Vitis HLS

Learning Outcomes

The goals of this assignment are to:

  • Gain experience using a commercial HLS tool, Xilinx’s Vitis HLS tool.
  • Observe how changes to the source code affect the resulting resource usage and performance.
  • Explore HLS design optimization techniques, and the effect on resource usage and performance.
  • Learn about a simple machine learning algorithm.

Background

Handwriting recognition refers to the computer’s ability to intelligently interpret handwritten inputs and is broadly applied in document processing, signature verification, and bank check clearing. An important step in handwriting recognition is classification, which classifies data into one of a fixed number of classes. In this lab, you will design and implement a handwritten digit recognition system based on the k-nearest-neighbors (k-NN) classifier algorithm [wiki, good youtube video].

In the assignment you are provided with a set of already classified handwritten digits (called the training sets), and will implement a k-NN algorithm in C++ that is able to identify any input handwritten digit (called the testing instance) using the training sets. In addition, you will use two commonly-used high-level synthesis (HLS) optimizations to parallelize the synthesized hardware and explore design trade-offs in performance and area.

Getting Started

Code Organization

You are provided the following files:

  • digitrec.cpp: an incomplete source file where you write your k-NN based digit recognition algorithm in C++.
  • digitrec.h: the header file that defines the interface for the core functions update_knn and knn_vote.
  • typedefs.h: the header file that defines the key data types used in the design.
  • training_data.h: the header file that contains all the training data.
  • test_data.h: a set of test data with golden values for testing your prediction accuracy.
  • digitrec_test.cpp: a test bench (only useful for simulation) that helps verify your code and perform experiments with various handwritten input digits.
  • hls_config.cfg.in: a configuration file that contains settings for the Vitis HLS compilation. There are some options in the file that disable optimizations, that you can remove and/or replace later in the assignment. You may want to add your own options as well. The file is named with a .in extension as it is a template file that has a parameterized K value that will be filled in by the Makefile before being used by Vitis HLS.
  • Makefile: a makefile for you to easily run:
    • C simulation: make c_simulation
    • C synthesis: make c_synthesis
    • You can also override the value of K_CONST in your code here, by providing K=? to the make command. Example: make c_simulation K=2 or make c_synthesis K=5.
  • scripts/collect_results.py: This Python script will run both C simulation and C synthesis to collect accuracy, Fmax and resource usage for K values 1-5. It will output a csv file with the results in the results folder.

Setting up Vitis HLS

For this assignment we will be using Vitis HLS. You can install Vitis on your local machine (https://www.xilinx.com/support/download.html). If you do this, you should install Vitis 2024.2. If you run into problems launching the GUI, you can try this fix.

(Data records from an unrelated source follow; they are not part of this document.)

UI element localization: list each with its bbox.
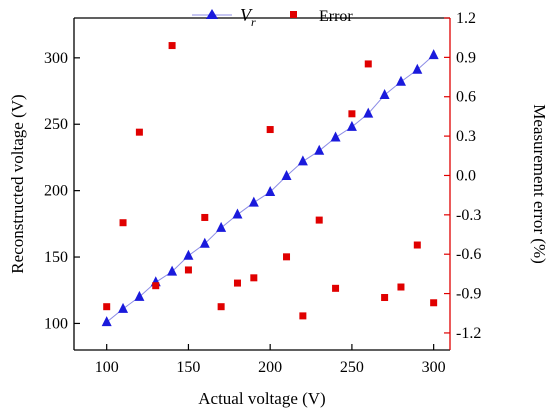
x-tick-label: 300 xyxy=(422,359,446,376)
vr-point xyxy=(232,208,243,219)
vr-point xyxy=(281,170,292,181)
error-point xyxy=(397,283,405,291)
error-point xyxy=(103,303,111,311)
vr-point xyxy=(363,107,374,118)
legend-vr-label: Vr xyxy=(240,5,256,29)
right-y-axis-label: Measurement error (%) xyxy=(530,104,549,264)
right-y-tick-label: 0.6 xyxy=(456,89,476,106)
error-point xyxy=(413,241,421,249)
x-axis-label: Actual voltage (V) xyxy=(198,389,325,408)
error-point xyxy=(348,110,356,118)
error-point xyxy=(233,279,241,287)
error-point xyxy=(152,282,160,290)
legend: Vr Error xyxy=(192,5,353,29)
error-point xyxy=(381,294,389,302)
legend-error-marker xyxy=(290,11,297,18)
error-point xyxy=(184,266,192,274)
error-point xyxy=(217,303,225,311)
error-point xyxy=(283,253,291,261)
right-y-tick-label: 1.2 xyxy=(456,10,476,27)
left-y-tick-label: 300 xyxy=(44,50,68,67)
x-tick-label: 150 xyxy=(176,359,200,376)
x-tick-label: 200 xyxy=(258,359,282,376)
left-y-tick-label: 150 xyxy=(44,249,68,266)
vr-point xyxy=(412,63,423,74)
legend-vr-marker xyxy=(206,9,218,19)
error-point xyxy=(135,128,143,136)
vr-point xyxy=(183,249,194,260)
legend-error-label: Error xyxy=(319,8,353,25)
vr-point xyxy=(265,185,276,196)
error-point xyxy=(299,312,307,320)
plot-frame xyxy=(73,17,451,351)
error-point xyxy=(364,60,372,68)
ticks: 100 150 200 250 300 100 150 200 250 300 1.2 0.9 0.6 0… xyxy=(44,10,481,376)
error-point xyxy=(201,213,209,221)
vr-point xyxy=(379,89,390,100)
right-y-tick-label: -0.9 xyxy=(456,286,481,303)
right-y-tick-label: 0.9 xyxy=(456,49,476,66)
x-tick-label: 250 xyxy=(340,359,364,376)
vr-point xyxy=(199,237,210,248)
error-point xyxy=(266,126,274,134)
vr-point xyxy=(428,49,439,60)
error-point xyxy=(250,274,258,282)
error-point xyxy=(430,299,438,307)
right-y-tick-label: -0.6 xyxy=(456,246,481,263)
error-point xyxy=(168,42,176,50)
right-y-tick-label: -0.3 xyxy=(456,207,481,224)
vr-point xyxy=(118,302,129,313)
data-marks xyxy=(101,42,439,327)
left-y-tick-label: 200 xyxy=(44,183,68,200)
right-y-tick-label: 0.3 xyxy=(456,128,476,145)
left-y-tick-label: 250 xyxy=(44,116,68,133)
left-y-axis-label: Reconstructed voltage (V) xyxy=(8,94,27,273)
vr-point xyxy=(395,75,406,86)
vr-point xyxy=(248,196,259,207)
vr-point xyxy=(330,131,341,142)
vr-point xyxy=(314,144,325,155)
vr-point xyxy=(101,316,112,327)
vr-point xyxy=(134,290,145,301)
vr-point xyxy=(346,120,357,131)
vr-point xyxy=(297,155,308,166)
error-point xyxy=(332,284,340,292)
right-y-tick-label: -1.2 xyxy=(456,325,481,342)
x-tick-label: 100 xyxy=(95,359,119,376)
error-point xyxy=(315,216,323,224)
right-y-tick-label: 0.0 xyxy=(456,167,476,184)
vr-point xyxy=(167,265,178,276)
error-point xyxy=(119,219,127,227)
left-y-tick-label: 100 xyxy=(44,315,68,332)
vr-point xyxy=(216,221,227,232)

Note: If you prefer, you can install Vitis on a Windows machine. I haven’t tested this. It should work with the assignment, with a few extra considerations. For example, the Makefile which has been provided to quickly compile and run your design may not work unless you have a build system setup. You can still build and run within Vitis HLS, so it is not a big difference, but keep in mind you may run into problems such as this.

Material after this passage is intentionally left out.